Hizmet : Birinin işini görme veya birine yarayan bir işi yapma. Görev, iş. Bakım, özen, ihtimam.

Komuta : Askerî birliği ve onunla ilgili işleri yönetme görevi, kumanda.

Bulgar : Slavların güney kolundan olan bir halk veya bu halkın soyundan olan kimse.

Sınıf : Öğrencilerin yıllık öğrenime göre ayrıldıkları bölümlerden her biri. Takımlardan oluşan birlik, dalların alt bölümü. Çeşitli amaçlarla oluşmuş kümeler. Derslik. Belli ortak belirtileri olan tek tek nesneler öbeği. Önemlerine, niteliklerine göre kişi veya nesnelerin yerleştirildiği kategorilerden her biri. Bir toplumda, aynı görevi yapan, aynı yararı sağlayan, aynı şartlarda yaşayan büyük insan grubu, klas.

 

Asker : Orduda görev yapan erden generale kadar herkes. Askerlik görevi ya da ödevi. Er. Topluluk düzenine saygısı olan, disiplinli. Yurdunu iyi koruyan, kahraman özelliği taşıyan.

Barış : Barışma işi. Uyum, karşılıklı anlayış ve hoşgörü ile oluşturulan ortam. Böyle bir antlaşmadan sonra insanlık tarihindeki süreç. Savaşın bittiğinin bir antlaşmayla belirtilmesinden sonraki durum, sulh, hazar.

Çalış : Çalma işi.

Zaman : Bir işin, bir oluşun içinde geçtiği, geçeceği veya geçmekte olduğu süre, vakit. Bir işe ayrılmış veya bir iş için alışılmış saatler, vakit. Çağ, mevsim. Dönem, devir. Bu sürenin belirli bir parçası, vakit. Yer kabuğunun geçirdiği gelişimde belirlenen ve fosillere göre dörde ayrılan geniş evrelerden her biri. Olayların oluş ve akış sırasını belirleyen, düzenli ve dönemli gök olaylarını birim olarak kullanan sanal bir kavram. Belirlenmiş olan an. Fiillerin belirttikleri geçmiş zaman, şimdiki zaman, gelecek zaman, geniş zaman kavramı.

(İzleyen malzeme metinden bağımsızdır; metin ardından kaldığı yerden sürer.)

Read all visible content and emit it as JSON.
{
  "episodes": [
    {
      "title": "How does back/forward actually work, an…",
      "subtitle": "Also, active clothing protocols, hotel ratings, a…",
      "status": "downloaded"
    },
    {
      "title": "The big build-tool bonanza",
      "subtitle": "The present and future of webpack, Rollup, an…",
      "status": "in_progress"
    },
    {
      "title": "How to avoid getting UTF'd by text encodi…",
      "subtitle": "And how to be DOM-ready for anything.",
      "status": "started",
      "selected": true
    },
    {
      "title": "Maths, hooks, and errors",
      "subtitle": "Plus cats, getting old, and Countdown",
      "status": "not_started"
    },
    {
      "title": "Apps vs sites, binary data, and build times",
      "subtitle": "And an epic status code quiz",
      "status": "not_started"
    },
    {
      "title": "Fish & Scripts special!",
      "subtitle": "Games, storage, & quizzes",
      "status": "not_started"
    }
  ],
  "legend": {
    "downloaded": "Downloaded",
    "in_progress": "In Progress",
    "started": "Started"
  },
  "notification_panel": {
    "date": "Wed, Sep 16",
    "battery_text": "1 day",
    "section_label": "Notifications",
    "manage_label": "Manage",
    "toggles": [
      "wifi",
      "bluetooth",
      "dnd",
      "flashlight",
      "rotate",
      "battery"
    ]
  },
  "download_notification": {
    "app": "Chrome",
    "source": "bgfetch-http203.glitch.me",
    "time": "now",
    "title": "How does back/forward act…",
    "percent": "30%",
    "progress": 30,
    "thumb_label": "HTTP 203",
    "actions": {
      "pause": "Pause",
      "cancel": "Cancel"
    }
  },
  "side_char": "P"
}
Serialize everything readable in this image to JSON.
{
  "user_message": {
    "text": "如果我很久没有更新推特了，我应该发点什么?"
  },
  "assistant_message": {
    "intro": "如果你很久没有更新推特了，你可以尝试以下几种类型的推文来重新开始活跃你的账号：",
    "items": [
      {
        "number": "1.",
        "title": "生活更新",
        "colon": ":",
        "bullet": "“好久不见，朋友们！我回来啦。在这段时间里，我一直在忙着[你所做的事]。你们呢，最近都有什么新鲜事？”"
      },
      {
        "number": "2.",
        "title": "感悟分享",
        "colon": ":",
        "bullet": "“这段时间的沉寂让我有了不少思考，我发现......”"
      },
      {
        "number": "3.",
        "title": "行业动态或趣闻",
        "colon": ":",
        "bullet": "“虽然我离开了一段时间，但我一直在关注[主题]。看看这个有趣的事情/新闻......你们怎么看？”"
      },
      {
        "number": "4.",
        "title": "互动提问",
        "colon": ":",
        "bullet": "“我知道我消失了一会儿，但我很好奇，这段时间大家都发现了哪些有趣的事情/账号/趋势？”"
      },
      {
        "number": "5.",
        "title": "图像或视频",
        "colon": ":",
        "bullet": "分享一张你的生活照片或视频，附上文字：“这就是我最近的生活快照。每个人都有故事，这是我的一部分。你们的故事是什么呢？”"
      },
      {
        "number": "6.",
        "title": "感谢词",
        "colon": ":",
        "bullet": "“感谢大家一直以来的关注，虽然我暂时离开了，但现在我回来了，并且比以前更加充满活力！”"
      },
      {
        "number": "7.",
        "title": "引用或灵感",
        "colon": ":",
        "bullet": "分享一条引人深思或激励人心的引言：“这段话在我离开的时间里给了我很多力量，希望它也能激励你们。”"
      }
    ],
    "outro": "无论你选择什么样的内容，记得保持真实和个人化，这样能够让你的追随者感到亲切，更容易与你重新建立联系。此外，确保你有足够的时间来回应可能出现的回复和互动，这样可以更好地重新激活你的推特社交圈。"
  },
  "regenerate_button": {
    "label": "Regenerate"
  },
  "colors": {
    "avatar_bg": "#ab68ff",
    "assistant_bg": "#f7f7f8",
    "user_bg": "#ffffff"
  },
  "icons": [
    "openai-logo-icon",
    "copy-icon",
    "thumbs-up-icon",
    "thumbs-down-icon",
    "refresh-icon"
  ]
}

Çayır : Üzerinde gür ot biten düz ve nemli yer. Böyle yerde biten ot.

Bakan : Hükûmet işlerinden birini yönetmek için, genellikle milletvekilleri arasından, başbakan tarafından seçilerek cumhurbaşkanınca onaylandıktan sonra işbaşına getirilen yetkili, vekil, icra vekili, nazır.

 

Komut : Askerlere, izcilere, öğrencilere beden eğitimi çalışmalarında veya bir tören sırasında bir durumdan başka bir duruma geçmeleri için verilen buyruk, emir.

Savaş : Devletlerin diplomatik ilişkilerini keserek giriştikleri silahlı mücadele, harp, cenk, cidal. Uğraşma, kavga, mücadele. Bir şeyi ortadan kaldırmak, yok etmek amacıyla girişilen mücadele.

Baka : Bak: Baka neler yapıyor. Dik (çift demiri için). Baksan a!.

Komu : Yaşlı, koca : Koca komu.

Diğer dillerde Vortikozus anlamı nedir?